TFF, bu sabah yayınladığı basın bülteni ile, TFF, ligleri tamamlamak istediğini, 10 alternatifli senaryo belirlediğini, Mayıs ayı başında durum değerlendirmesi yapacağını duyurmuştu.
TFF, basın bülteninde UEFA’nın da liglerin bitirilmesi yönünde beklentisi olduğunu, bu konuda federasyonlara mektup gönderdiğini açıklamıştı.
TFF, mektuptaki çok önemli bir detayı açıklamaktan kaçınmış.
L’Equipe gazetesinde yayınlanan habere göre, UEFA, ulusal federasyonları ligleri tamamlamaya davet ettikten sonra Belçika’da olduğu gibi, liglerin maçlar tamamlanmadan bitirilmesine dair kararların erken alınmış ve gerekçesiz kararlar olacağını ifade etmiş. (EKLEME: The Guardian’daki haber: https://tinyurl.com/tewrdud, The New York Times’daki haber: https://tinyurl.com/wg88p5x)
UEFA, liglerin maçlar tamamlanmadan sona erdirilmesi halinde o ligde oynayan kulüplerin Şampiyonlar Ligi’ne ve Avrupa Ligi’ne alınmayacağını bildirmiş.
UEFA’nın bu tehdidi boş. Bu tehdit hukuka aykırı.

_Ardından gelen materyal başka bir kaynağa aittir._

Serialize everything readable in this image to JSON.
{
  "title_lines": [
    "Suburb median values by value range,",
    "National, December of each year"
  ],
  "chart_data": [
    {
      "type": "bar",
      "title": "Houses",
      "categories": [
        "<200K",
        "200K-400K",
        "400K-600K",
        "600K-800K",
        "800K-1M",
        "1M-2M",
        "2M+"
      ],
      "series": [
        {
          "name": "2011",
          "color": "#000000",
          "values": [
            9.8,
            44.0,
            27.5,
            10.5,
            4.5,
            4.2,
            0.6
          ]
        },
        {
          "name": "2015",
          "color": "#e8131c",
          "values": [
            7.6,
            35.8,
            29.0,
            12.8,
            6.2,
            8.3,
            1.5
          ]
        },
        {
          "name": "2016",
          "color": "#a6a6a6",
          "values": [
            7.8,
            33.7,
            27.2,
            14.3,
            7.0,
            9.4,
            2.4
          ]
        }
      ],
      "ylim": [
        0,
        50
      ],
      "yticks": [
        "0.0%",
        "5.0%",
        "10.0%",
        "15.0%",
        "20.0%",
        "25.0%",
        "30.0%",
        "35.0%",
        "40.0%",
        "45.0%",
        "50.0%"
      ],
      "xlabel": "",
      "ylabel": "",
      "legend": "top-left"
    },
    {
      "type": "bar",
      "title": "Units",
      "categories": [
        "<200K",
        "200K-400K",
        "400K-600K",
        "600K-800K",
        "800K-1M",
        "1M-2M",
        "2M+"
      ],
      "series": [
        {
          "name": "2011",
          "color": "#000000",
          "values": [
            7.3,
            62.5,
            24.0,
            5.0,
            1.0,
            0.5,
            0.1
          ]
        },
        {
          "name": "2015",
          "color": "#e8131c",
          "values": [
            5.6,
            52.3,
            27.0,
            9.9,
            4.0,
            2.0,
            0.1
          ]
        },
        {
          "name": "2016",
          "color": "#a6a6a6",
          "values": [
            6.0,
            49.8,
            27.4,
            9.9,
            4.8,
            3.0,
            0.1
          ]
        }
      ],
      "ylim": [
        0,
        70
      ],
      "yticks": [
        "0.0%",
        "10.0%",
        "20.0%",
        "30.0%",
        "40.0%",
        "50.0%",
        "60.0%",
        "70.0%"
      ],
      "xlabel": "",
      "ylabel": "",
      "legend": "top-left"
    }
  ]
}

Her gün binlerce insanın ölümüne neden olan bir salgın etkisini gün geçtikçe artırırken, devletler seyahat özgürlüğünü kısıtlarken ve tüm spor karşılaşmalarını askıya almışken, bir dernek kamu sağlığı ile ilgili alınan önlemleri yok sayamaz. Bu dernek federasyonlar üzerinden devletlere talimat veremez.
Almanya, Fransa gibi devletler UEFA’yı dinlemeyecek. UEFA’ya çok sert tepki verecekler. Bu devletler, virüsün etkisi geçmedikçe maçların oynanmasına izin vermeyecek. Peki UEFA ne yapacak? Alman ve Fransız takımlarını Avrupa kupalarına kabul etmeyecek mi?
Her şeyden önce UEFA’ya çelişkili davranışlarını sormalı.
UEFA, Mayıs, Haziran ve Temmuz aylarındada oynanması gereken maçları ve turnuvaları belirsiz bir süre için erteledi.
- Haziran ayında oynanması gereken milli maçlar ertelendi. EURO 2020 play-off maçları ve UEFA Kadınlar Avrupa Şampiyonası eleme maçları ertelendi.
- Temmuz ayında gerçekleşmesi planlanan 19 yaş altı Kadınlar ve Erkekler Avrupa Şampiyonaları ertelendi.
Madem ligler bitirilebilecek; neden UEFA milli maçları Temmuz ayında oynatmıyor?
UEFA, güvenlikten sorumlu olacağı turnuvaları düzenlemekten imtina ediyor ve ama ulusal federasyonları maç oynatmaya zorluyor.
UEFA’nın Dünya Sağlık Örgütü’nden (WHO) rapor alıp almadığını, merkezinin bulunduğu İsviçre’de hükümetle fikir alışverişi yapıp yapmadığını bilmiyoruz. Hangi veriye dayanarak ulusal federasyonları tehdit ettiğini tahmin etmek güç.
Koronavirüs salgını nasıl bir yol izler; etkisi azalır mı artar mı bilinmez. Farklı öngörüler dile getiriliyor. Salgının Nisan sonunda tepe noktasına erişip Mayıs ayı içinde etkisini kaybetmeye başlayacağı iddia ediliyor.
Virüs etkisini azaltmazsa, her gün binlerce insan ölmeye devam ederse, maçlar oynatılamaz. Oynatılmamalı!
Avrupa devletleri UEFA’ya hak ettiği yanıtı verecektir. Maalesef Türk devletinden şüpheliyim. UEFA’nın her tehdidine boyun eğen bir iktidar bizi yönetiyor. Salgında bile kamu sağlığı ile ilgilenmek yerine toplumu ayrıştırmaya mesai harcayan bu hükümet, kulüplerin Avrupa’dan yasaklanmasını göze alamaz. Trabzonspor, Galatasaray, Beşiktaş taraftarları hükümete karşı birleşir. Taraftar grupları yürüyüşler düzenler, hükümeti yüksek sesle protesto eder. Toplumsal olaylar bile çıkabilir.
Umarım bu sefer hükümet toplumu, kamu sağlığını dikkate alır ve UEFA’ya tepkisini gösterir.